Tuesday 3 June 2014

MH370: Underwater noise detected off southern India

The missing flight MH370 has yet to be found despite a massive international search off western Australia.

Scientists looking for the missing Malaysia Airlines (MAS) flight MH370, say they are investigating a mysterious low-frequency underwater noise off the southern tip of India.

According to the UK Telegraph, the noise, outside the range of human hearing, had reportedly been detected around the time the plane’s last satellite transmission went off radar.

They said the noise had also travelled across the Indian Ocean and was picked up by receivers off the west coast of Australia.

Alec Duncan, a marine scientist at Curtin University in Australia, told The New York Times that he believed the chances of the sound coming from the missing Boeing 777 were about “25 to 30 percent”.

“It’s not even really a thump sort of a sound — it’s more of a dull oomph.

“If you ask me what’s the probability this is related to the flight, without the satellite data it’s 25 or 30 percent, but that’s certainly worth taking a very close look at,” he said.

Duncan had picked up the noise through a received operated off the coast of Perth used mainly for monitoring whales.

The Comprehensive Nuclear Test Ban Treaty Organisation in Vienna operating about 350 kilometres south of Perth had also detected the same noise.

The scientists however, said they have established the direction in which the sound was travelling but not the distance it travelled, leaving a potential search area spanning more than 320,000 square kilometres.

They added, its original location - nearly 5,000 kilometres north-west of Australia - would not be consistent with the current search area off the Australian coast which is based on analysis of satellite data by British firm Inmarsat.

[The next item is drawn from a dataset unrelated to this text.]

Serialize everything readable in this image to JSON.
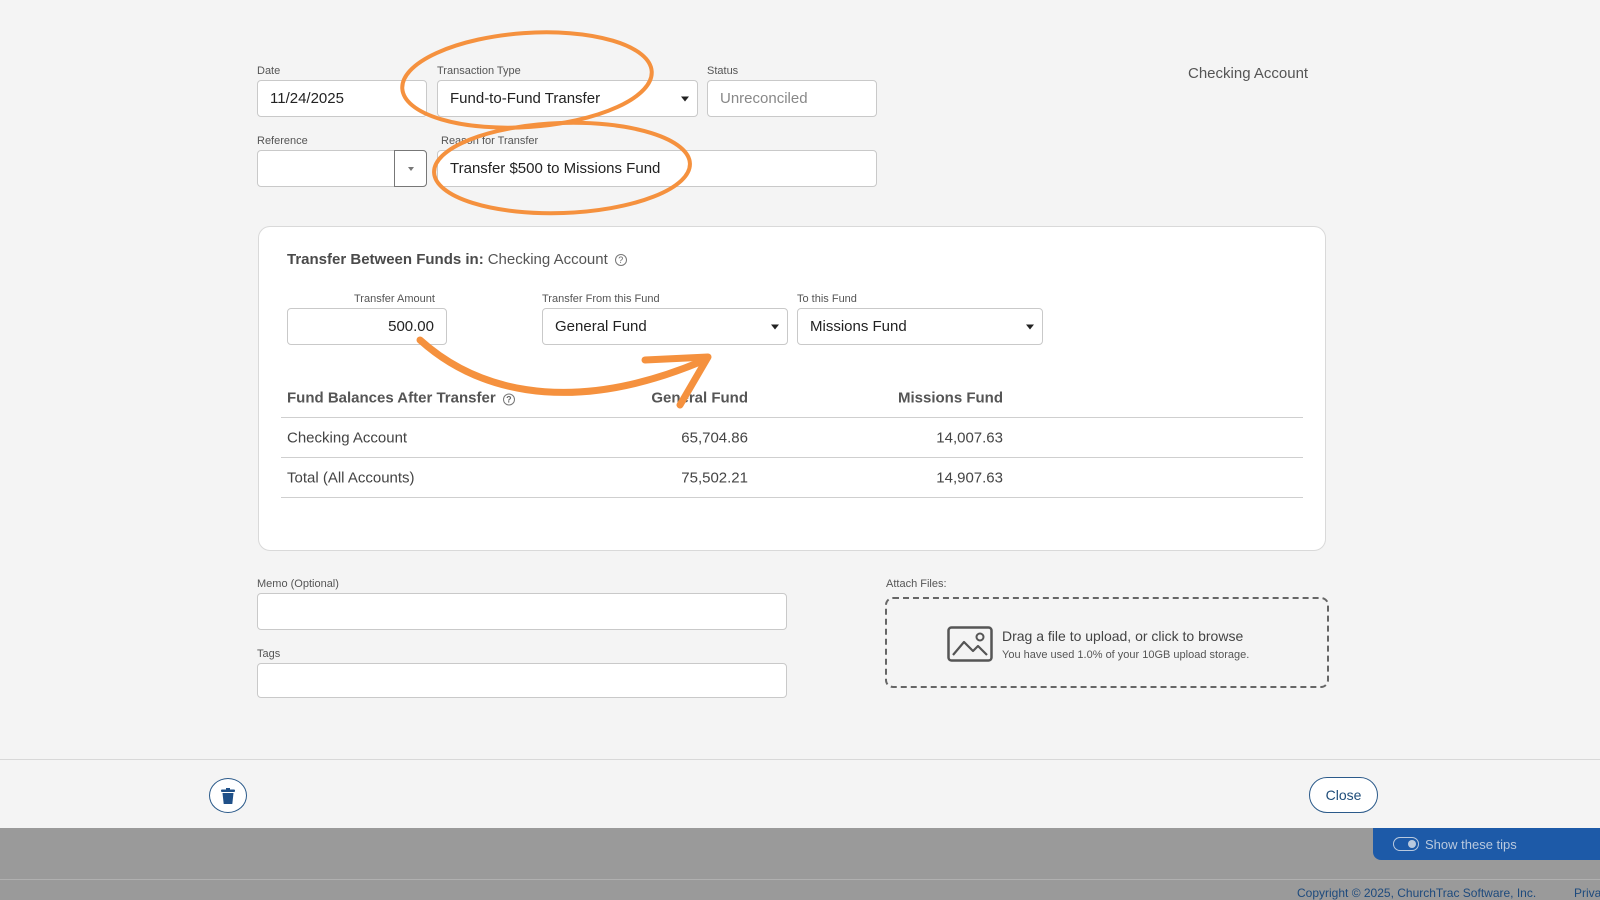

According to acoustics expert at the test ban organisation headquarters, Mark Prior, the sound was consistent with an ocean impact or with a sealed, air-filled container sinking until it crumpled due to the water pressure.

Authorities in Australia have yet to find the plane’s wreckage in the targeted zone after pings believed to be from the plane’s black box locator beacon were said to have been detected in the Indian Ocean.

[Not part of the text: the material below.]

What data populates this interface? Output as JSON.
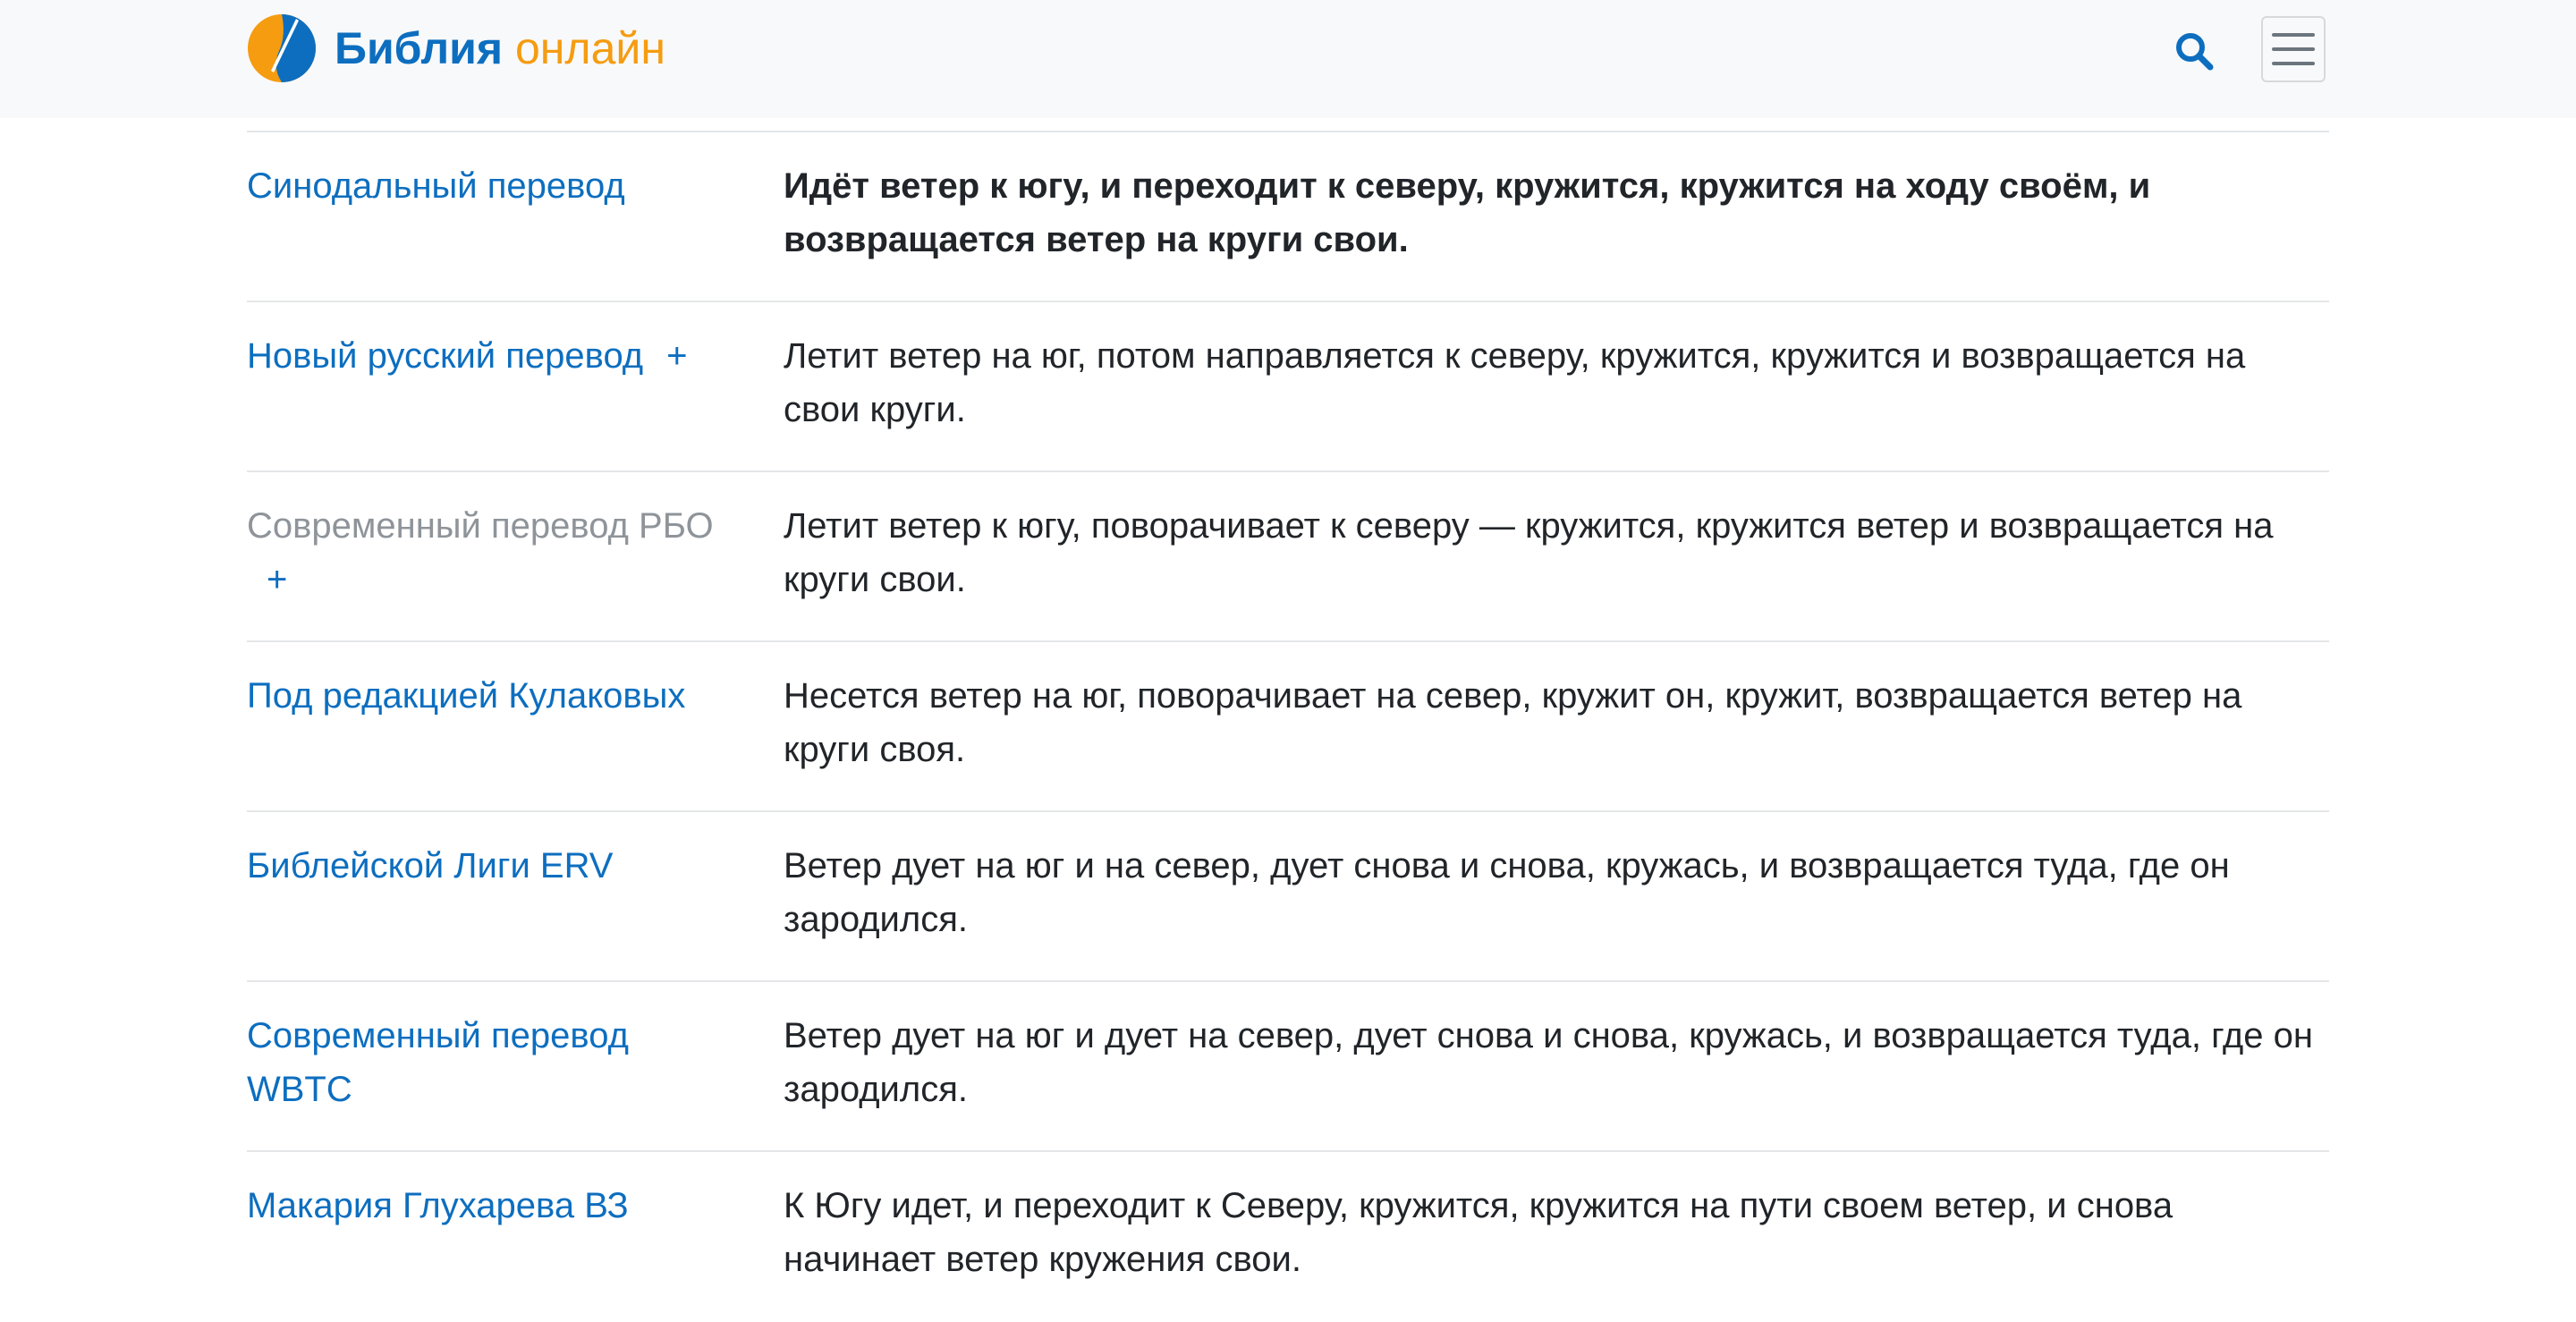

The next phase of the search, involving private contractors, will only begin in August covering more than 37,000 square kilometres.

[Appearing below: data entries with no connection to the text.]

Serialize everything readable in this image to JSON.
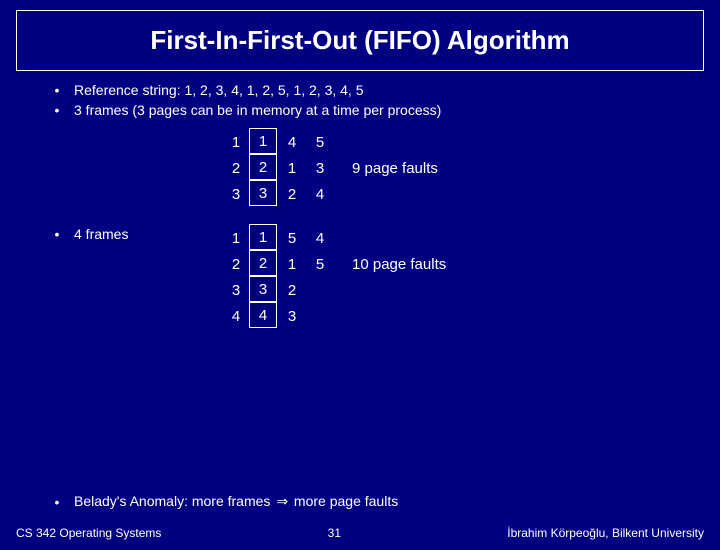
{
  "title": "First-In-First-Out (FIFO) Algorithm",
  "bullets": {
    "ref": "Reference string: 1, 2, 3, 4, 1, 2, 5, 1, 2, 3, 4, 5",
    "three": "3 frames (3 pages can be in memory at a time per process)",
    "four": "4 frames",
    "belady_a": "Belady's Anomaly: more frames ",
    "belady_b": " more page faults"
  },
  "table3": {
    "r0": {
      "c0": "1",
      "c1": "1",
      "c2": "4",
      "c3": "5",
      "ann": ""
    },
    "r1": {
      "c0": "2",
      "c1": "2",
      "c2": "1",
      "c3": "3",
      "ann": "9 page faults"
    },
    "r2": {
      "c0": "3",
      "c1": "3",
      "c2": "2",
      "c3": "4",
      "ann": ""
    }
  },
  "table4": {
    "r0": {
      "c0": "1",
      "c1": "1",
      "c2": "5",
      "c3": "4",
      "ann": ""
    },
    "r1": {
      "c0": "2",
      "c1": "2",
      "c2": "1",
      "c3": "5",
      "ann": "10 page faults"
    },
    "r2": {
      "c0": "3",
      "c1": "3",
      "c2": "2",
      "c3": "",
      "ann": ""
    },
    "r3": {
      "c0": "4",
      "c1": "4",
      "c2": "3",
      "c3": "",
      "ann": ""
    }
  },
  "footer": {
    "left": "CS 342 Operating Systems",
    "page": "31",
    "right": "İbrahim Körpeoğlu, Bilkent University"
  },
  "glyph": {
    "implies": "⇒"
  }
}
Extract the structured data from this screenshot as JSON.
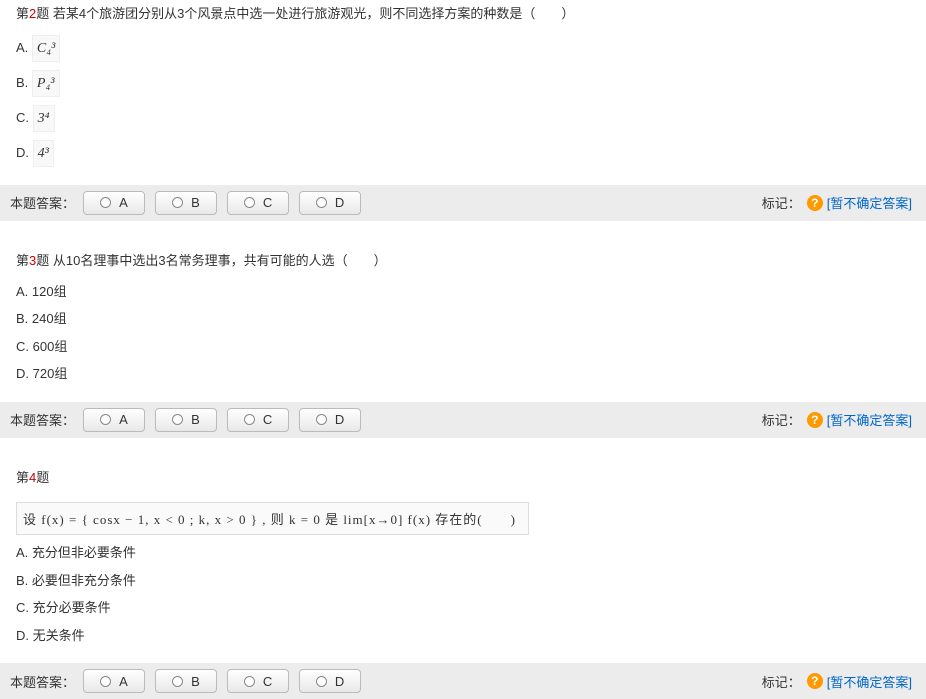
{
  "labels": {
    "answer": "本题答案：",
    "mark": "标记：",
    "help": "?",
    "uncertain": "[暂不确定答案]"
  },
  "answer_buttons": [
    "A",
    "B",
    "C",
    "D"
  ],
  "questions": [
    {
      "prefixWord": "第",
      "num": "2",
      "suffixWord": "题",
      "stem": " 若某4个旅游团分别从3个风景点中选一处进行旅游观光，则不同选择方案的种数是（　　）",
      "opt_letters": [
        "A. ",
        "B. ",
        "C. ",
        "D. "
      ],
      "opt_texts": [
        "C₄³",
        "P₄³",
        "3⁴",
        "4³"
      ],
      "math_style": true
    },
    {
      "prefixWord": "第",
      "num": "3",
      "suffixWord": "题",
      "stem": " 从10名理事中选出3名常务理事，共有可能的人选（　　）",
      "opt_letters": [
        "A. ",
        "B. ",
        "C. ",
        "D. "
      ],
      "opt_texts": [
        "120组",
        "240组",
        "600组",
        "720组"
      ],
      "math_style": false
    },
    {
      "prefixWord": "第",
      "num": "4",
      "suffixWord": "题",
      "stem": "",
      "formula": "设 f(x) = { cosx − 1, x < 0 ; k, x > 0 } , 则 k = 0 是 lim[x→0] f(x) 存在的(　　)",
      "opt_letters": [
        "A. ",
        "B. ",
        "C. ",
        "D. "
      ],
      "opt_texts": [
        "充分但非必要条件",
        "必要但非充分条件",
        "充分必要条件",
        "无关条件"
      ],
      "math_style": false
    }
  ]
}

On May 29, Australia ruled out a large swathe of Indian Ocean as flight H370’s final resting place after a lengthy underwater hunt, as a US Navy official queried whether the missing plane ever went there.

The Joint Agency Coordination Centre said that the search with a mini sub of an area where acoustic transmissions were detected in early April was now complete.

“The Joint Agency Coordination Centre can advise that no signs of aircraft debris have been found by the autonomous underwater vehicle since it joined the search effort,” JACC said.

The Australian Transport Safety Bureau had also advised that “the area can now be discounted as the final resting place of MH370” in an outcome that will extend the agony of relatives who are desperate for closure.

Australian ship Ocean Shield carrying the US Bluefin-21 sub had scoured 850 square kilometres of sea bed for the jet that vanished flying from Kuala Lumpur to Beijing on March 8 carrying 239 people.

On May 28, the Malaysian government released a 47-page summary of communication logs from the missing plane recorded by British satellite operator Inmarsat after relatives and independent experts demanded the information.

They had accused Malaysia of withholding crucial satellite data, saying the long-awaited report is incomplete and does not prove the plane crashed in the Indian Ocean.

No wreckage had yet been found despite a massive international search off western Australia.

Many relatives are frustrated over the lack of progress, and have little faith in the complex process used to form the theory that the plane veered off course for reasons unknown after losing contact, and then crashed into the southern Indian Ocean.